Keep distracting noises, like rattling drink cans or rustling crisp packets, to a minimum. Avoiding distractions will allow your mind to stay focused on your driving.
Give your route and the time you’ll be travelling some thought as well during this prep time. In particular
- Choose a route that places fewer demands on you. Wherever possible, take roads you’re familiar with.
- Allow plenty of time for your journey. That’ll remove the pressure to get there quickly.
- Avoid driving at busy times. Rush-hour traffic is stressful to drive through and may delay you.
- Avoid driving in bad weather. Check the forecast and if it looks like there’ll be conditions you’d rather avoid, think about planning your trip for another time.
So, you’re happy that your car is ready and you know your route. Before actually setting off on your journey, take a minute or two to settle into your car. This’ll give you time to calmly check that you have all you need and that any passengers are safely strapped in.
It may also help to visualise your safe arrival at your destination.

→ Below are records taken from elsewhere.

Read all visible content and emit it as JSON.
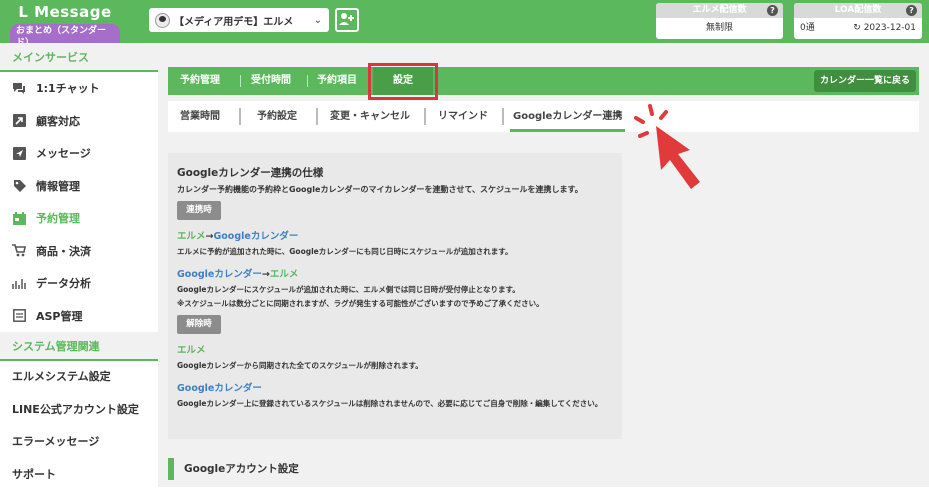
{
  "brand": {
    "name": "L Message",
    "plan": "おまとめ（スタンダード）"
  },
  "account": {
    "name": "【メディア用デモ】エルメ"
  },
  "counters": [
    {
      "label": "エルメ配信数",
      "value": "無制限"
    },
    {
      "label": "LOA配信数",
      "value": "0通",
      "date": "2023-12-01"
    }
  ],
  "sidebar": {
    "section1": "メインサービス",
    "items": [
      {
        "label": "1:1チャット",
        "icon": "chat-icon"
      },
      {
        "label": "顧客対応",
        "icon": "arrow-box-icon"
      },
      {
        "label": "メッセージ",
        "icon": "send-icon"
      },
      {
        "label": "情報管理",
        "icon": "tag-icon"
      },
      {
        "label": "予約管理",
        "icon": "calendar-icon"
      },
      {
        "label": "商品・決済",
        "icon": "cart-icon"
      },
      {
        "label": "データ分析",
        "icon": "chart-icon"
      },
      {
        "label": "ASP管理",
        "icon": "asp-icon"
      }
    ],
    "section2": "システム管理関連",
    "items2": [
      "エルメシステム設定",
      "LINE公式アカウント設定",
      "エラーメッセージ",
      "サポート"
    ]
  },
  "nav": {
    "tabs": [
      "予約管理",
      "受付時間",
      "予約項目",
      "設定"
    ],
    "back": "カレンダー一覧に戻る"
  },
  "subtabs": [
    "営業時間",
    "予約設定",
    "変更・キャンセル",
    "リマインド",
    "Googleカレンダー連携"
  ],
  "spec": {
    "title": "Googleカレンダー連携の仕様",
    "desc": "カレンダー予約機能の予約枠とGoogleカレンダーのマイカレンダーを連動させて、スケジュールを連携します。",
    "badge1": "連携時",
    "s1_from": "エルメ",
    "s1_arrow": "→",
    "s1_to": "Googleカレンダー",
    "s1_text": "エルメに予約が追加された時に、Googleカレンダーにも同じ日時にスケジュールが追加されます。",
    "s2_from": "Googleカレンダー",
    "s2_arrow": "→",
    "s2_to": "エルメ",
    "s2_text": "Googleカレンダーにスケジュールが追加された時に、エルメ側では同じ日時が受付停止となります。",
    "s2_note": "※スケジュールは数分ごとに同期されますが、ラグが発生する可能性がございますので予めご了承ください。",
    "badge2": "解除時",
    "s3_title": "エルメ",
    "s3_text": "Googleカレンダーから同期された全てのスケジュールが削除されます。",
    "s4_title": "Googleカレンダー",
    "s4_text": "Googleカレンダー上に登録されているスケジュールは削除されませんので、必要に応じてご自身で削除・編集してください。"
  },
  "account_section": "Googleアカウント設定",
  "colors": {
    "accent": "#5cb85c",
    "highlight": "#d9363e",
    "link": "#3d7fc4"
  }
}
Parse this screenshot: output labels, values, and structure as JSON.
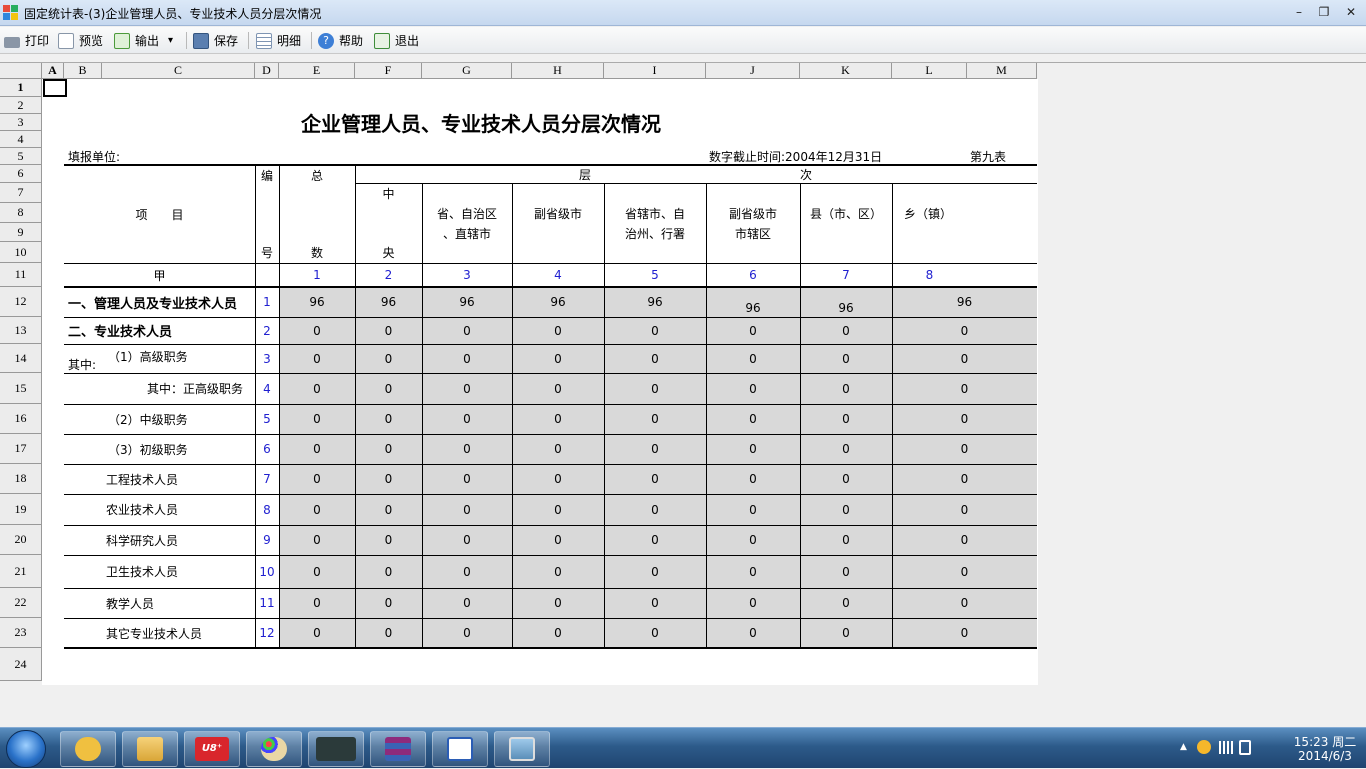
{
  "window": {
    "title": "固定统计表-(3)企业管理人员、专业技术人员分层次情况",
    "minimize": "–",
    "restore": "❐",
    "close": "✕"
  },
  "toolbar": {
    "print": "打印",
    "preview": "预览",
    "export": "输出",
    "export_arrow": "▾",
    "save": "保存",
    "detail": "明细",
    "help": "帮助",
    "exit": "退出"
  },
  "columns": [
    "A",
    "B",
    "C",
    "D",
    "E",
    "F",
    "G",
    "H",
    "I",
    "J",
    "K",
    "L",
    "M"
  ],
  "rows": [
    "1",
    "2",
    "3",
    "4",
    "5",
    "6",
    "7",
    "8",
    "9",
    "10",
    "11",
    "12",
    "13",
    "14",
    "15",
    "16",
    "17",
    "18",
    "19",
    "20",
    "21",
    "22",
    "23",
    "24"
  ],
  "report": {
    "title": "企业管理人员、专业技术人员分层次情况",
    "unit_label": "填报单位:",
    "date_label": "数字截止时间:2004年12月31日",
    "table_no": "第九表",
    "headers": {
      "item": "项　　目",
      "code_top": "编",
      "code_bottom": "号",
      "total_top": "总",
      "total_bottom": "数",
      "level_left": "层",
      "level_right": "次",
      "central_top": "中",
      "central_bottom": "央",
      "province_line1": "省、自治区",
      "province_line2": "、直辖市",
      "sub_province": "副省级市",
      "prefecture_line1": "省辖市、自",
      "prefecture_line2": "治州、行署",
      "sub_province_district_line1": "副省级市",
      "sub_province_district_line2": "市辖区",
      "county": "县（市、区）",
      "township": "乡（镇）",
      "col_jia": "甲",
      "col_nums": [
        "1",
        "2",
        "3",
        "4",
        "5",
        "6",
        "7",
        "8"
      ]
    },
    "data_rows": [
      {
        "label": "一、管理人员及专业技术人员",
        "code": "1",
        "values": [
          "96",
          "96",
          "96",
          "96",
          "96",
          "96",
          "96",
          "96"
        ]
      },
      {
        "label": "二、专业技术人员",
        "code": "2",
        "values": [
          "0",
          "0",
          "0",
          "0",
          "0",
          "0",
          "0",
          "0"
        ]
      },
      {
        "label_prefix": "其中:",
        "label": "（1）高级职务",
        "code": "3",
        "values": [
          "0",
          "0",
          "0",
          "0",
          "0",
          "0",
          "0",
          "0"
        ]
      },
      {
        "label": "其中：正高级职务",
        "code": "4",
        "values": [
          "0",
          "0",
          "0",
          "0",
          "0",
          "0",
          "0",
          "0"
        ]
      },
      {
        "label": "（2）中级职务",
        "code": "5",
        "values": [
          "0",
          "0",
          "0",
          "0",
          "0",
          "0",
          "0",
          "0"
        ]
      },
      {
        "label": "（3）初级职务",
        "code": "6",
        "values": [
          "0",
          "0",
          "0",
          "0",
          "0",
          "0",
          "0",
          "0"
        ]
      },
      {
        "label": "工程技术人员",
        "code": "7",
        "values": [
          "0",
          "0",
          "0",
          "0",
          "0",
          "0",
          "0",
          "0"
        ]
      },
      {
        "label": "农业技术人员",
        "code": "8",
        "values": [
          "0",
          "0",
          "0",
          "0",
          "0",
          "0",
          "0",
          "0"
        ]
      },
      {
        "label": "科学研究人员",
        "code": "9",
        "values": [
          "0",
          "0",
          "0",
          "0",
          "0",
          "0",
          "0",
          "0"
        ]
      },
      {
        "label": "卫生技术人员",
        "code": "10",
        "values": [
          "0",
          "0",
          "0",
          "0",
          "0",
          "0",
          "0",
          "0"
        ]
      },
      {
        "label": "教学人员",
        "code": "11",
        "values": [
          "0",
          "0",
          "0",
          "0",
          "0",
          "0",
          "0",
          "0"
        ]
      },
      {
        "label": "其它专业技术人员",
        "code": "12",
        "values": [
          "0",
          "0",
          "0",
          "0",
          "0",
          "0",
          "0",
          "0"
        ]
      }
    ]
  },
  "taskbar": {
    "apps": [
      "start-orb",
      "outlook-icon",
      "explorer-icon",
      "u8-icon",
      "paint-icon",
      "media-icon",
      "winrar-icon",
      "word-icon",
      "photo-icon"
    ],
    "u8_label": "U8⁺",
    "tray_arrow": "▲",
    "time": "15:23 周二",
    "date": "2014/6/3"
  },
  "colors": {
    "accent_blue": "#1f1fd0",
    "gray_fill": "#d9d9d9"
  }
}
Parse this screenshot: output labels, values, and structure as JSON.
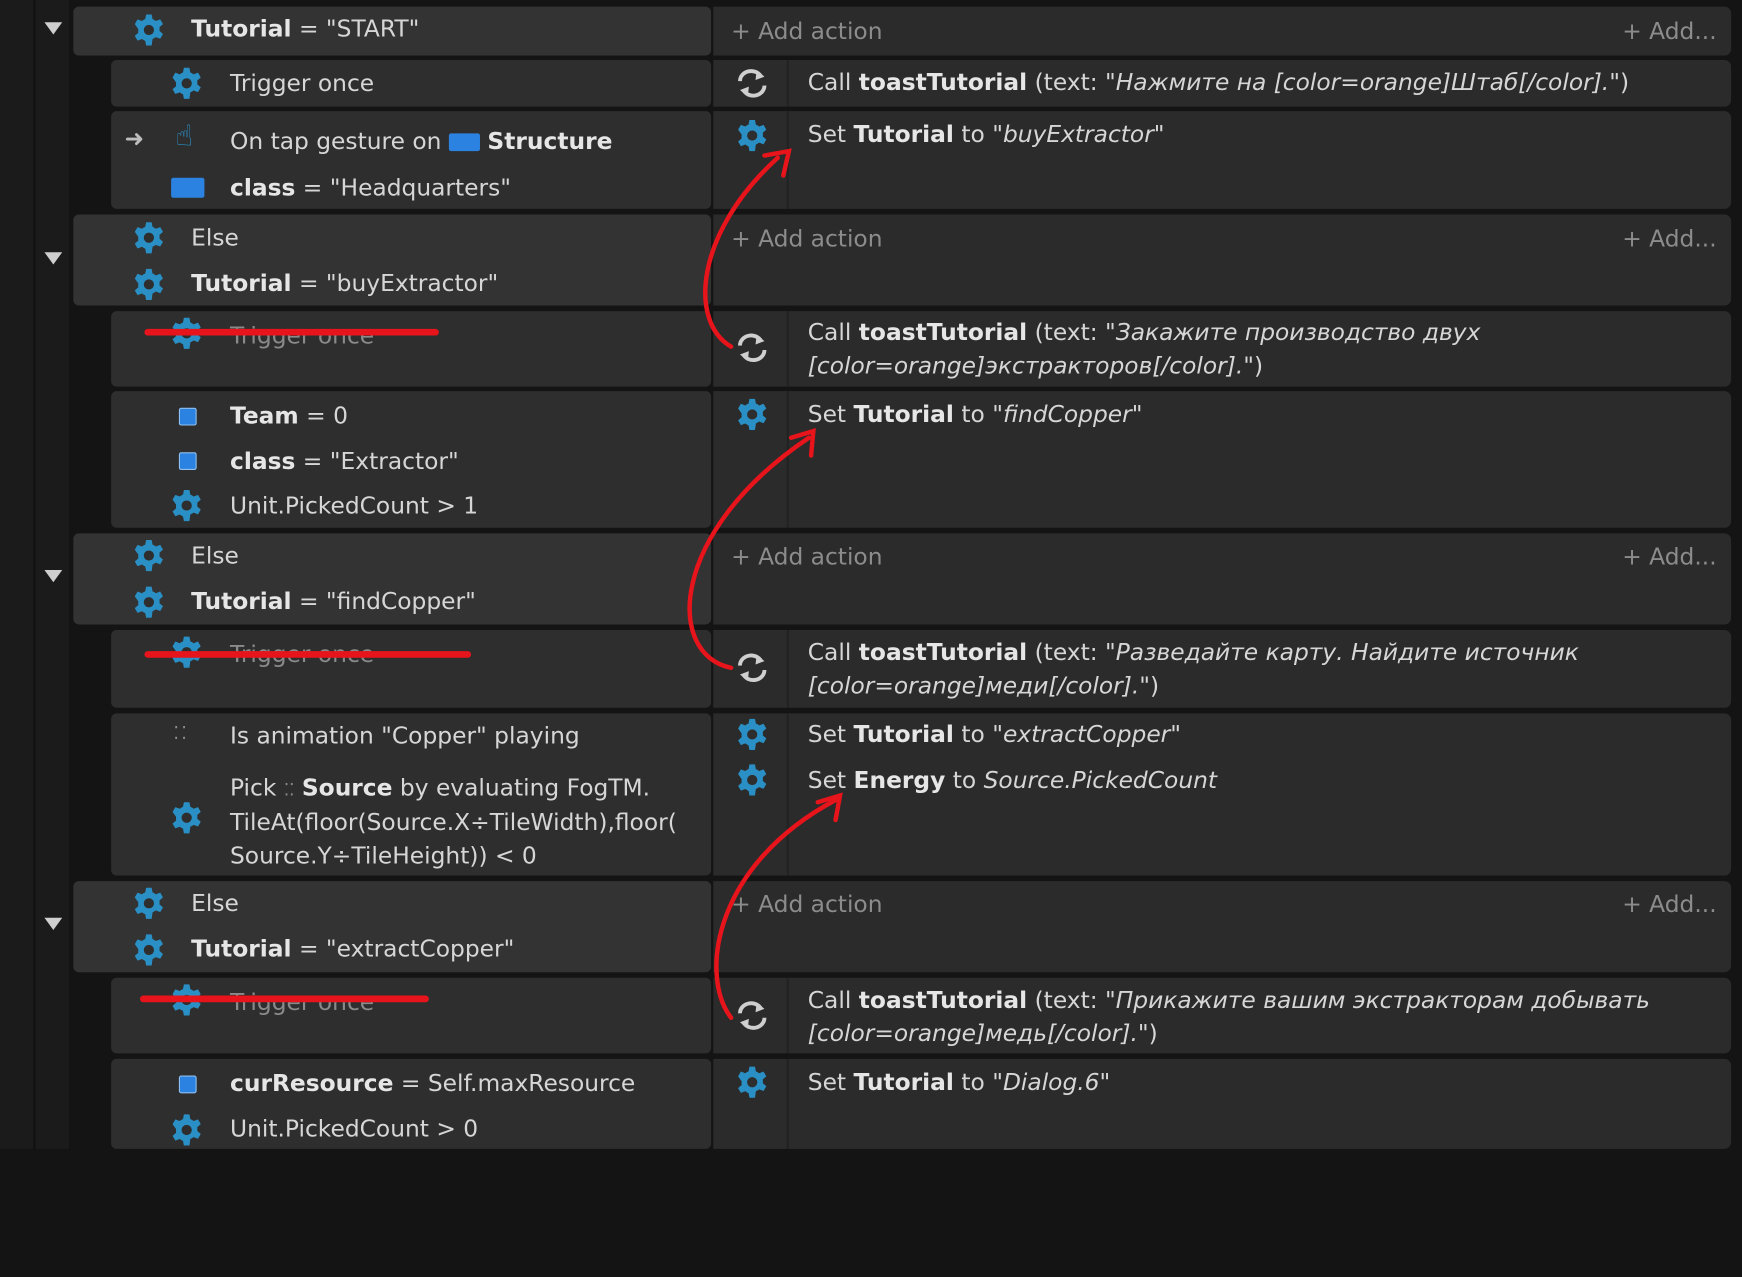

Tell yourself that you can do this – after all, you’ve probably done it many times before.
Once you feel fully prepared, set off at your own pace.
On the road
Here are a few pointers that may reduce your stress levels while you’re actually driving.
- Focus on your driving. If you’re distracted by worries or concerns, you should find a safe place to stop and only carry on driving when you’re ready to.
- Try not to let your worries or concerns about driving affect your concentration.
- Avoid being distracted by your mobile phone. Switch it off before you start driving.
- Reduce your mental workload by reducing your speed. The faster you drive, the more information you need to process.
Despite our best efforts, sometimes stress ends up getting the better of us. If that happens, try some of these techniques to calm yourself.
- If possible, take a moment away from the road by stopping in a safe place.
- Breathe deeply and take long breaths in and out. Breathe from your stomach, rather than from your chest.
- Go for a short walk or get a bite to eat.
- If time and space permit, find an empty car park or street to drive around and regain your confidence with some simple driving manoeuvres.
You might also want to read a previous post we’ve published: Don’t Panic! It was aimed at driving-test candidates, but there’s advice on calming yourself down that can be useful to anyone.
There are courses available that help to increase your confidence on the road, such as
- The AA’s Drive Confident Course
- BSM Refresher Lessons
- The Royal Society for the Prevention of Accidents’ course (PDF information) for individuals who’ve lost their confidence after being involved in a car accident.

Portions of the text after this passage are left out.